Le penseur radical
Par Lionel Venturini Journaliste à L’Humanité
Noir, homosexuel, militant des droits civiques : pour beaucoup moins que cela, l’Amérique des années cinquante et soixante mettait au pilori. Aîné de neuf enfants sans père biologique présent, James Baldwin – le nom du second époux de sa mère, prédicateur – dut à un professeur de lycée de pouvoir poursuivre ses aspirations littéraires, et de ne pas se consacrer lui-même à la prédication chez les pentecôtistes de Harlem. De petits boulots en petites publications de nouvelles.
Mort en 1987 à Saint-Paul-de-Vence après de longues années passées en France, où il arrive pour la première fois en 1948, penseur radical de la condition des Noirs américains et impliqué dans le mouvement pour les droits civiques aux côtés de Malcolm X, Nina Simone ou Harry Belafonte, James Baldwin pourrait rester dans l’histoire plus comme un intellectuel brillant que comme romancier. Ce serait faire injustice à un écrivain certes classique dans sa facture, mais porteur d’une volonté de réconcilier art et engagement.
C’est vrai de Giovanni, mon ami, où la relation homosexuelle se donne libre cours, de toutes ses œuvres romanesques la plus subtile, la plus accomplie, pressentant combien une étincelle pouvait faire exploser la communauté noire, lasse d’être mise à l’écart. Des deux côtés de l’Atlantique, son œuvre a eu des influences certaines, sur Jean Genet comme sur Toni Morrison. Et bien sûr Alain Mabanckou, dont la Lettre à Jimmy a Baldwin pour destinataire.

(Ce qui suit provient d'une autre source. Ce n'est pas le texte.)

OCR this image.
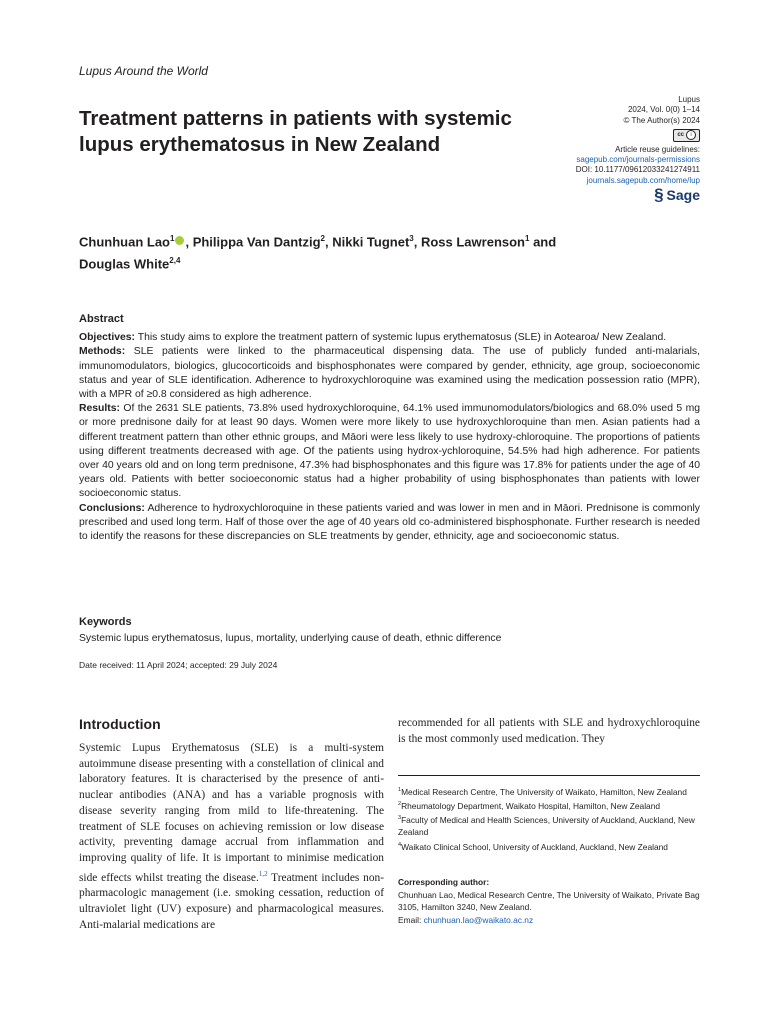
Lupus Around the World
Treatment patterns in patients with systemic lupus erythematosus in New Zealand
Lupus
2024, Vol. 0(0) 1–14
© The Author(s) 2024
cc	i
Article reuse guidelines:
sagepub.com/journals-permissions
DOI: 10.1177/09612033241274911
journals.sagepub.com/home/lup
§ Sage
Chunhuan Lao$^1$ , Philippa Van Dantzig$^2$, Nikki Tugnet$^3$, Ross Lawrenson$^1$ and
Douglas White$^{2,4}$
Abstract

Objectives: This study aims to explore the treatment pattern of systemic lupus erythematosus (SLE) in Aotearoa/ New Zealand.

Methods: SLE patients were linked to the pharmaceutical dispensing data. The use of publicly funded anti-malarials, immunomodulators, biologics, glucocorticoids and bisphosphonates were compared by gender, ethnicity, age group, socioeconomic status and year of SLE identification. Adherence to hydroxychloroquine was examined using the medication possession ratio (MPR), with a MPR of ≥0.8 considered as high adherence.

Results: Of the 2631 SLE patients, 73.8% used hydroxychloroquine, 64.1% used immunomodulators/biologics and 68.0% used 5 mg or more prednisone daily for at least 90 days. Women were more likely to use hydroxychloroquine than men. Asian patients had a different treatment pattern than other ethnic groups, and Māori were less likely to use hydroxy-chloroquine. The proportions of patients using different treatments decreased with age. Of the patients using hydrox-ychloroquine, 54.5% had high adherence. For patients over 40 years old and on long term prednisone, 47.3% had bisphosphonates and this figure was 17.8% for patients under the age of 40 years old. Patients with better socioeconomic status had a higher probability of using bisphosphonates than patients with lower socioeconomic status.

Conclusions: Adherence to hydroxychloroquine in these patients varied and was lower in men and in Māori. Prednisone is commonly prescribed and used long term. Half of those over the age of 40 years old co-administered bisphosphonate. Further research is needed to identify the reasons for these discrepancies on SLE treatments by gender, ethnicity, age and socioeconomic status.

Keywords
Systemic lupus erythematosus, lupus, mortality, underlying cause of death, ethnic difference
Date received: 11 April 2024; accepted: 29 July 2024
Introduction
Systemic Lupus Erythematosus (SLE) is a multi-system autoimmune disease presenting with a constellation of clinical and laboratory features. It is characterised by the presence of anti-nuclear antibodies (ANA) and has a variable prognosis with disease severity ranging from mild to life-threatening. The treatment of SLE focuses on achieving remission or low disease activity, preventing damage accrual from inflammation and improving quality of life. It is important to minimise medication side effects whilst treating the disease.$^{1,2}$ Treatment includes non-pharmacologic management (i.e. smoking cessation, reduction of ultraviolet light (UV) exposure) and pharmacological measures. Anti-malarial medications are
recommended for all patients with SLE and hydroxychloroquine is the most commonly used medication. They
$^1$Medical Research Centre, The University of Waikato, Hamilton, New Zealand
$^2$Rheumatology Department, Waikato Hospital, Hamilton, New Zealand
$^3$Faculty of Medical and Health Sciences, University of Auckland, Auckland, New Zealand
$^4$Waikato Clinical School, University of Auckland, Auckland, New Zealand
Corresponding author:
Chunhuan Lao, Medical Research Centre, The University of Waikato, Private Bag 3105, Hamilton 3240, New Zealand.
Email: chunhuan.lao@waikato.ac.nz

Mais l’ancien prédicateur, marqué par l’attitude de la police française à son égard lors de la guerre d’Algérie parce que sa peau claire et ses cheveux crépus le faisaient passer pour Maghrébin, lui remémorant de sanglantes et sombres années aux états-Unis, a l’art de faire perdre toute illusion au lecteur. « Je sais, de toute façon, que j’ai personnellement atteint le point le plus crucial de mon évolution le jour où j’ai été forcé d’admettre que j’étais une espèce de bâtard de l’Occident ; en remontant le cours de mon passé, je ne me retrouvais pas en Europe, mais en Afrique. » Une lucidité sans faille pour celui qui nous enjoignait d’« aimer ce que j’écris, et non ce que je suis ».